We Homo sapiens didn’t used to be alone. Long ago, there was a lot more human diversity; Homo sapiens lived alongside an estimated eight now-extinct species of human about 300,000 years ago. As recently as 15,000 years ago, we were sharing caves with another human species known as the Denisovans. And fossilized remains indicate an even higher number of early human species once populated Earth before our species came along.
“We have one human species right now, and historically, that’s really weird,” said Nick Longrich, an evolutionary biologist at the University of Bath in the United Kingdom. “Not that far back, we weren’t that special, but now we’re the only ones left.”
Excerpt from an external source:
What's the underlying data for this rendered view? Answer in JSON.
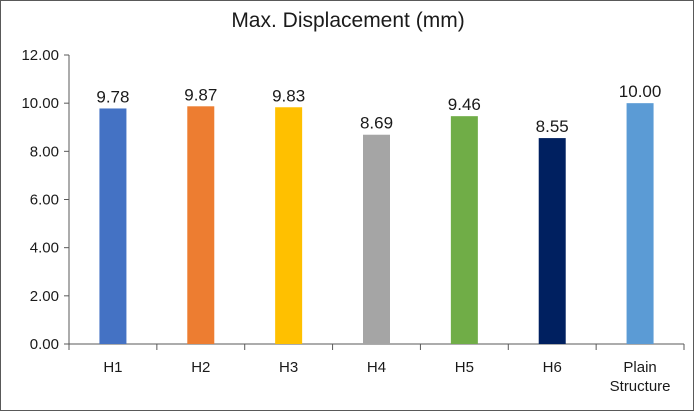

So, how many early human species were there?
When it comes to figuring out exactly how many distinct species of humans existed, it gets complicated pretty quickly, especially because researchers keep unearthing new fossils that end up being totally separate and previously unknown species.
“The number is mounting, and it’ll vary depending on whom you talk to,” said John Stewart, an evolutionary paleoecologist at Bournemouth University in the United Kingdom. Some researchers argue that the species known as Homo erectus is in fact made up of several different species, including Homo georgicus and Homo ergaster.
“It’s all about the definition of a species and the degree to which you accept variation within a species,” Stewart told Live Science. “It can become a slightly irritating and pedantic discussion, because everyone wants an answer. But the truth is that it really does depend.”
The Smithsonian National Museum of Natural History has listed at least 21 human species that are recognized by most scientists.